Review Summary: We make adult decisions.....
There’s an expectation for punk music to impart some sort of societal or political statement against the status quo, and to do so while sounding like the smartest people in the room. If you designate your band to the punk moniker as Russian Girlfriends have, any sort of notoriety you gain will inevitably be examined under the lens of the “scene” at large by the oldheads and how your product contributes to its betterment. Now because I didn’t see my name listed as a member of Russian Girlfriends last time I checked, I’m not claiming to know their intentions or impulses behind the music they write. And while In the Parlance of Our Times
does indeed impart its fair share of insights, it’s the band’s style of storytelling that’s a breath of fresh air from a world taking itself way too seriously lately that makes these songs so magnetic.
Looking at some of In the Parlance of Our Times’

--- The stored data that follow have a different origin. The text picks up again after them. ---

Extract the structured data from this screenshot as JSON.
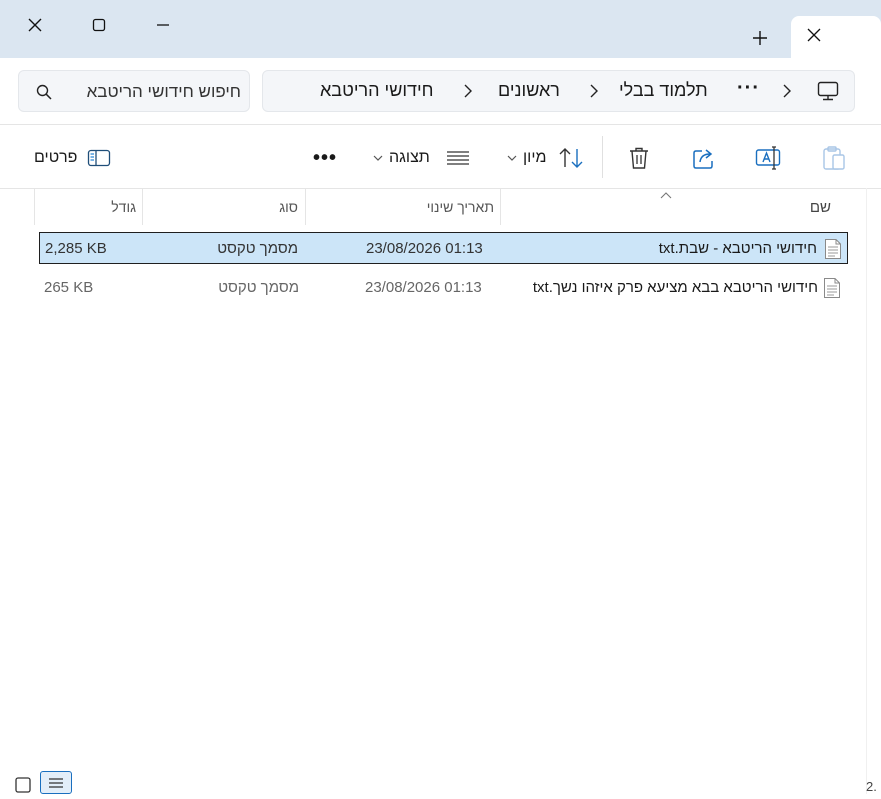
{
  "window": {
    "close_label": "Close",
    "maximize_label": "Maximize",
    "minimize_label": "Minimize",
    "new_tab_label": "New tab",
    "tab_close_label": "Close tab"
  },
  "search": {
    "placeholder": "חיפוש חידושי הריטבא"
  },
  "breadcrumb": {
    "items": [
      "חידושי הריטבא",
      "ראשונים",
      "תלמוד בבלי"
    ],
    "more": "···"
  },
  "toolbar": {
    "details_label": "פרטים",
    "more": "•••",
    "view_label": "תצוגה",
    "sort_label": "מיון"
  },
  "columns": {
    "name": "שם",
    "modified": "תאריך שינוי",
    "type": "סוג",
    "size": "גודל"
  },
  "files": [
    {
      "name": "חידושי הריטבא - שבת.txt",
      "modified": "23/08/2026 01:13",
      "type": "מסמך טקסט",
      "size": "2,285 KB",
      "selected": true
    },
    {
      "name": "חידושי הריטבא בבא מציעא פרק איזהו נשך.txt",
      "modified": "23/08/2026 01:13",
      "type": "מסמך טקסט",
      "size": "265 KB",
      "selected": false
    }
  ],
  "status": {
    "fragment": "2."
  },
  "colors": {
    "titlebar": "#dbe6f1",
    "selection": "#cce5f8",
    "accent": "#1a6fbf"
  }
}
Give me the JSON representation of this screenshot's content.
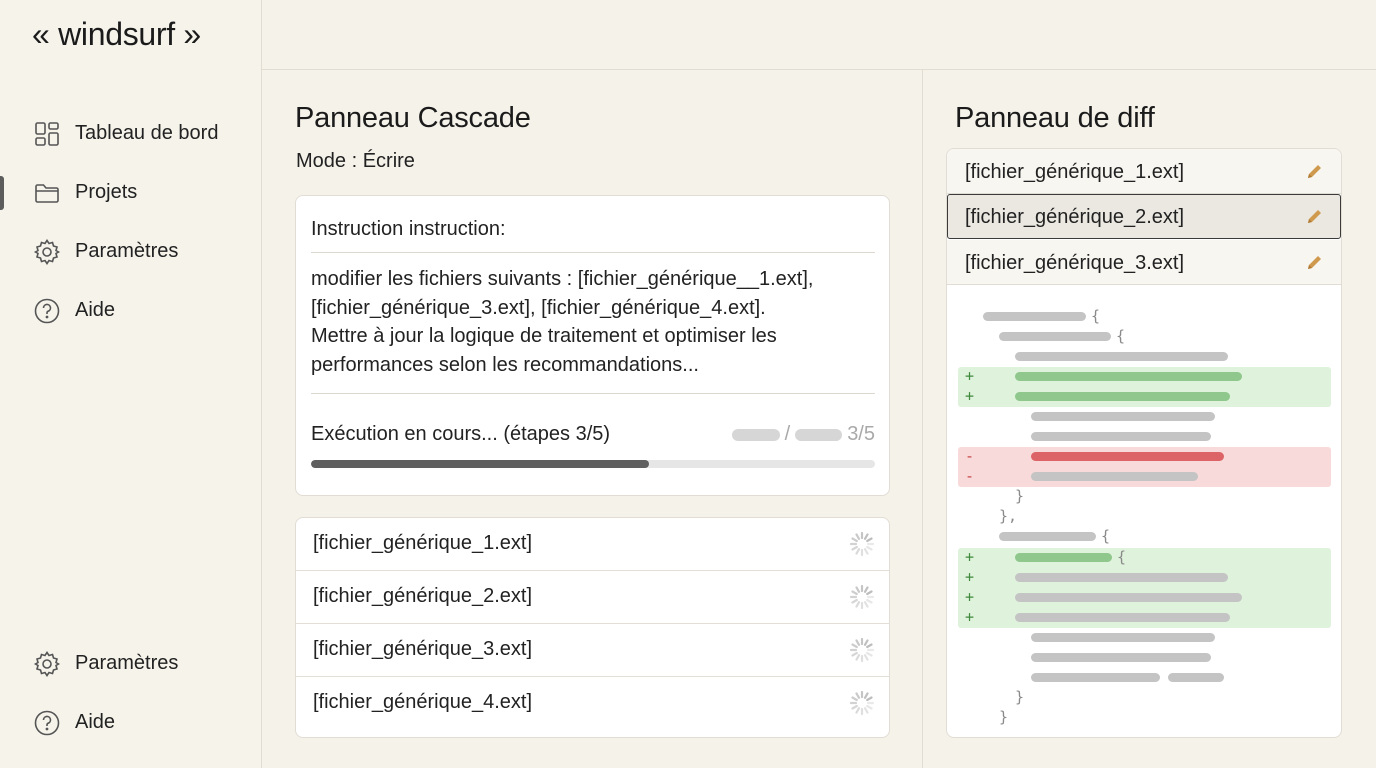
{
  "app": {
    "logo": "« windsurf »"
  },
  "sidebar": {
    "items": [
      {
        "label": "Tableau de bord",
        "icon": "dashboard-icon"
      },
      {
        "label": "Projets",
        "icon": "folder-icon",
        "active": true
      },
      {
        "label": "Paramètres",
        "icon": "gear-icon"
      },
      {
        "label": "Aide",
        "icon": "help-icon"
      }
    ],
    "bottom_items": [
      {
        "label": "Paramètres",
        "icon": "gear-icon"
      },
      {
        "label": "Aide",
        "icon": "help-icon"
      }
    ]
  },
  "cascade": {
    "title": "Panneau Cascade",
    "mode_label": "Mode : ",
    "mode_value": "Écrire",
    "instruction_prefix": "Instruction ",
    "instruction_label": "instruction:",
    "instruction_lines": [
      "modifier les fichiers suivants : [fichier_générique__1.ext],",
      "[fichier_générique_3.ext], [fichier_générique_4.ext].",
      "Mettre à jour la logique de traitement et optimiser les",
      "performances selon les recommandations..."
    ],
    "status": "Exécution en cours... (étapes 3/5)",
    "step_sep": "/",
    "step_count": "3/5",
    "progress": 0.6,
    "files": [
      "[fichier_générique_1.ext]",
      "[fichier_générique_2.ext]",
      "[fichier_générique_3.ext]",
      "[fichier_générique_4.ext]"
    ]
  },
  "diff": {
    "title": "Panneau de diff",
    "tabs": [
      {
        "label": "[fichier_générique_1.ext]",
        "active": false
      },
      {
        "label": "[fichier_générique_2.ext]",
        "active": true
      },
      {
        "label": "[fichier_générique_3.ext]",
        "active": false
      }
    ],
    "add_sign": "+",
    "del_sign": "-",
    "colors": {
      "added": "#8fc78c",
      "removed": "#dd6466",
      "placeholder": "#c4c4c4",
      "edit": "#d09a4e"
    }
  }
}
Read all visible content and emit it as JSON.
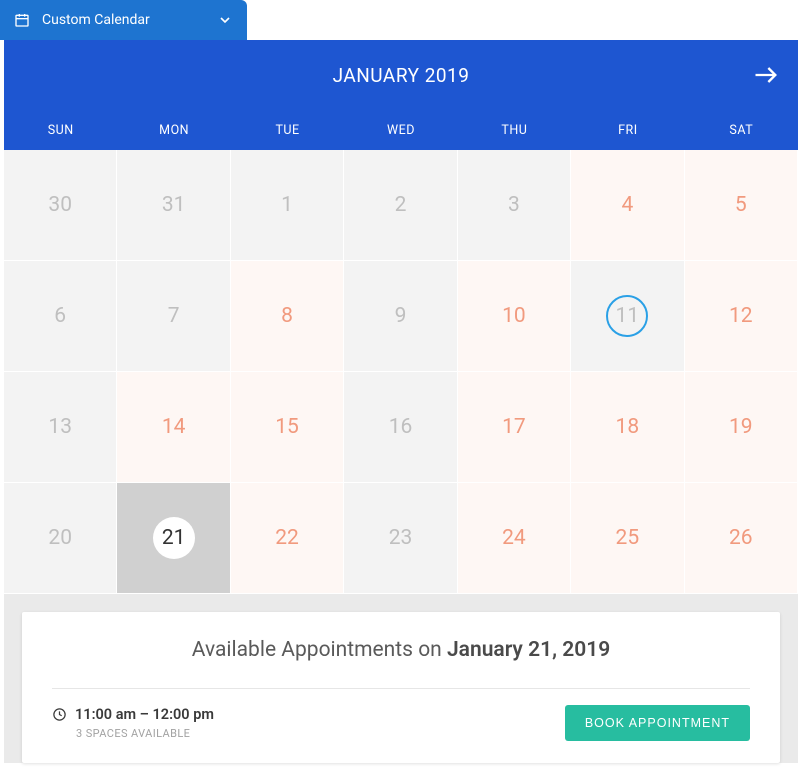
{
  "dropdown": {
    "label": "Custom Calendar"
  },
  "header": {
    "month_label": "JANUARY 2019"
  },
  "dow": [
    "SUN",
    "MON",
    "TUE",
    "WED",
    "THU",
    "FRI",
    "SAT"
  ],
  "weeks": [
    [
      {
        "n": "30",
        "state": "unavailable"
      },
      {
        "n": "31",
        "state": "unavailable"
      },
      {
        "n": "1",
        "state": "unavailable"
      },
      {
        "n": "2",
        "state": "unavailable"
      },
      {
        "n": "3",
        "state": "unavailable"
      },
      {
        "n": "4",
        "state": "available"
      },
      {
        "n": "5",
        "state": "available"
      }
    ],
    [
      {
        "n": "6",
        "state": "unavailable"
      },
      {
        "n": "7",
        "state": "unavailable"
      },
      {
        "n": "8",
        "state": "available"
      },
      {
        "n": "9",
        "state": "unavailable"
      },
      {
        "n": "10",
        "state": "available"
      },
      {
        "n": "11",
        "state": "unavailable",
        "today": true
      },
      {
        "n": "12",
        "state": "available"
      }
    ],
    [
      {
        "n": "13",
        "state": "unavailable"
      },
      {
        "n": "14",
        "state": "available"
      },
      {
        "n": "15",
        "state": "available"
      },
      {
        "n": "16",
        "state": "unavailable"
      },
      {
        "n": "17",
        "state": "available"
      },
      {
        "n": "18",
        "state": "available"
      },
      {
        "n": "19",
        "state": "available"
      }
    ],
    [
      {
        "n": "20",
        "state": "unavailable"
      },
      {
        "n": "21",
        "state": "selected"
      },
      {
        "n": "22",
        "state": "available"
      },
      {
        "n": "23",
        "state": "unavailable"
      },
      {
        "n": "24",
        "state": "available"
      },
      {
        "n": "25",
        "state": "available"
      },
      {
        "n": "26",
        "state": "available"
      }
    ]
  ],
  "panel": {
    "title_prefix": "Available Appointments on ",
    "title_date": "January 21, 2019",
    "slot_time": "11:00 am – 12:00 pm",
    "slot_spaces": "3 SPACES AVAILABLE",
    "book_label": "BOOK APPOINTMENT"
  }
}
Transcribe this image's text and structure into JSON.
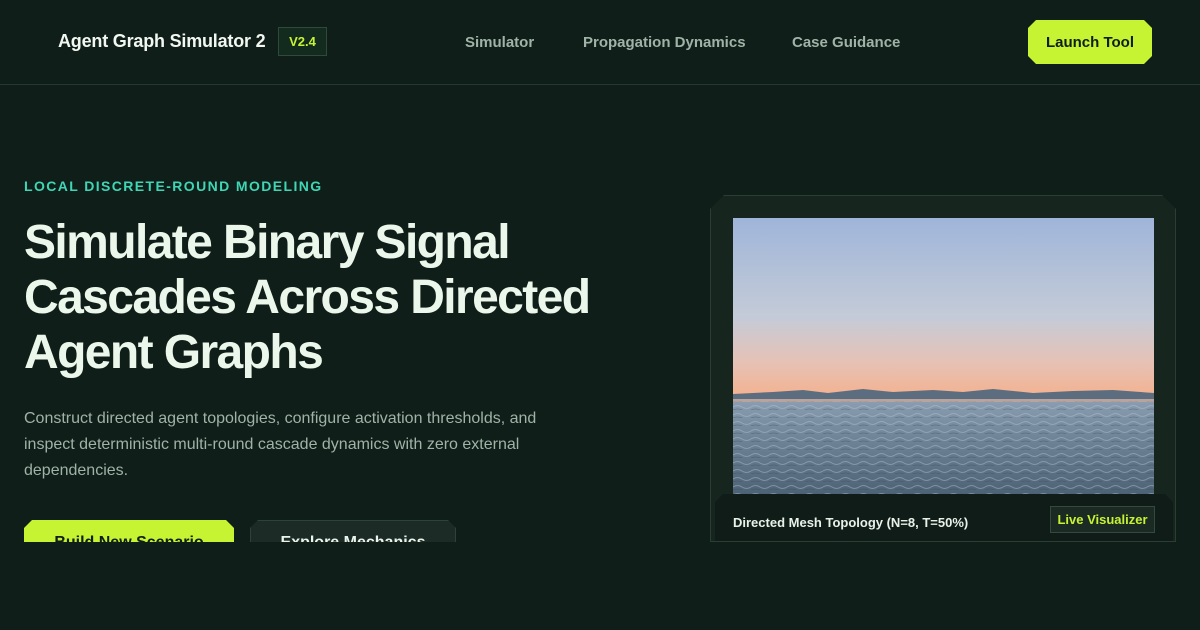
{
  "header": {
    "brand": "Agent Graph Simulator 2",
    "version": "V2.4",
    "nav": [
      "Simulator",
      "Propagation Dynamics",
      "Case Guidance"
    ],
    "launch_label": "Launch Tool"
  },
  "hero": {
    "eyebrow": "LOCAL DISCRETE-ROUND MODELING",
    "title": "Simulate Binary Signal Cascades Across Directed Agent Graphs",
    "subtitle": "Construct directed agent topologies, configure activation thresholds, and inspect deterministic multi-round cascade dynamics with zero external dependencies.",
    "primary_cta": "Build New Scenario",
    "secondary_cta": "Explore Mechanics"
  },
  "visual": {
    "image_subject": "sunset-lake-landscape",
    "caption": "Directed Mesh Topology (N=8, T=50%)",
    "badge": "Live Visualizer"
  },
  "colors": {
    "background": "#0f1e18",
    "accent_lime": "#c6f432",
    "accent_teal": "#3fd6b6",
    "muted_text": "#9fb3a7"
  }
}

song titles, it wouldn’t be unreasonable to assume you know the subject matter contained therein. And for the most part you’d be right, but only to a certain degree. “Pride Parade” isn’t about LGBQT struggles and triumphs, it’s about getting caught up in a pride parade on the way home from work, losing your inhibitions and succumbing to the celebratory atmosphere. This song, like many others reaches an end point of understanding or acceptance, but Russian Girlfriends sincerely don’t care about sounding intellectual or “woke” while getting there. This attitude is reflected in the music of In the Parlance of Our Times
as well, which relies on standard punk-style riffing heavy with catchy, punchy rhythms. Album opener “Coke” is easily the most traditionally punk-esque offering on the record, with the band settling into an infectious hybrid of hardcore punk with pop sensibilities for the remainder of the record.
In the Parlance of Our Times
succeeds because of its overflowing passion and personality, with the primary contributor being vocalist Adam Hooks. Quite simply, Hooks is brilliant throughout In the Parlance of Our Times
, as he displays a charisma and aggression that elevates every facet of the record. Even the messages seem to translate better thanks to Hooks’ soulful delivery acting as the proverbial spoonful of sugar. The interplay between the guitar work and Hooks’ melodies creates an irresistible concoction. This formula culminates in a record full of memorable moments like the roaring opening of “Obsidian” or the blink-182 via Dude Ranch
vibes of “Mark Knopfler Is My Moral Compass”. In the Parlance of Our Times
flashes by very quickly, demanding multiple listens and revealing more gold upon every successive dive. So are Russian Girlfriends pushing punk music forward with this offering? Probably not, and I don’t think they care and really, what’s more punk than that?